Per un po' di tempo giocare a scacchi mi è risultato impossibile.

"Tocca a te, Marco!" dice Caterina.

"Scusa, ero sovrappensiero" le dico osservando la posizione dei suoi pezzi e dei miei. È in vantaggio, mi sono lasciato distrarre da quella ruga in mezzo agli occhi.

"Non pensare di giustificarti così. Devi muovere."
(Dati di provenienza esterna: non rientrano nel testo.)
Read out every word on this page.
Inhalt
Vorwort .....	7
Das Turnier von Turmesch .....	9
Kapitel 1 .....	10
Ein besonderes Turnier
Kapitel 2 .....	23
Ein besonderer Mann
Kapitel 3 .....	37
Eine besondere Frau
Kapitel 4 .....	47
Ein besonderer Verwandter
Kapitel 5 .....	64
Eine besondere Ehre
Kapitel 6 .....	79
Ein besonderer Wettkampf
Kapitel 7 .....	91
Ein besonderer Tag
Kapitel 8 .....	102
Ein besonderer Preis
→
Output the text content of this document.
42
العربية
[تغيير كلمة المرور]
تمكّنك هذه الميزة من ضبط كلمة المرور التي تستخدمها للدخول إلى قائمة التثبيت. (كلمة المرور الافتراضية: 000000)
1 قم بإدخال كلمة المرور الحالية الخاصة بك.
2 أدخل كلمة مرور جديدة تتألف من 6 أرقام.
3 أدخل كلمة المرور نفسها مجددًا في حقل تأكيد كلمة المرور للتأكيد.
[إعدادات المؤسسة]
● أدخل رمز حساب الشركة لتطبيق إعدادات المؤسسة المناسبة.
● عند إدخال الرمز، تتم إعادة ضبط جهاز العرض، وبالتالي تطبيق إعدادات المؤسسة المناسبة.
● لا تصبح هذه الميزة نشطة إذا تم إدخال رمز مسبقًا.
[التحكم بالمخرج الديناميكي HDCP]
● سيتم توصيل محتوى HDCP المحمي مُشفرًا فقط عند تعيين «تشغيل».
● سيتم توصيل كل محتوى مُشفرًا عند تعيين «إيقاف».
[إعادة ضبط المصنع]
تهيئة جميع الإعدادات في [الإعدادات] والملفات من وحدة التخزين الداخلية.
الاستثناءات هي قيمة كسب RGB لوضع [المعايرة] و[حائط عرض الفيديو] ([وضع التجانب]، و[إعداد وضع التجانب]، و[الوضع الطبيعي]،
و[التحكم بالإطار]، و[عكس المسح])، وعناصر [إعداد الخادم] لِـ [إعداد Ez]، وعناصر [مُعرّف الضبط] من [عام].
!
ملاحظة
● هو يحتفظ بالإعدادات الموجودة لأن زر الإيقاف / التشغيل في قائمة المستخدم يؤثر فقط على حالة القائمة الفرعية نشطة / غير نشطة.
Caterina è spietata, ha l'animo dello scacchista e sta pensando seriamente di riuscire a vincere.

Mi piace anche per questo. Un altro piccolo piacere in una vita altrimenti tranquilla.

Lei non si fa mai distrarre. Negli altri momenti non smette di parlare ma nessun pettegolezzo o discorso serio è concesso durante una partita. Ha scelto come campo di battaglia casa sua anche per questa ragione, una piccola concessione che le ho voluto dare. In fondo all'animo sono rimasto lo stesso cavaliere del passato.

Comunque ho imparato qualcosa dai tempi moderni e mentre sposto la torre in G7 vedo con una punta di soddisfazione che Caterina non è più così sicura.

Un altro piccolo piacere in questa mia lunga vita!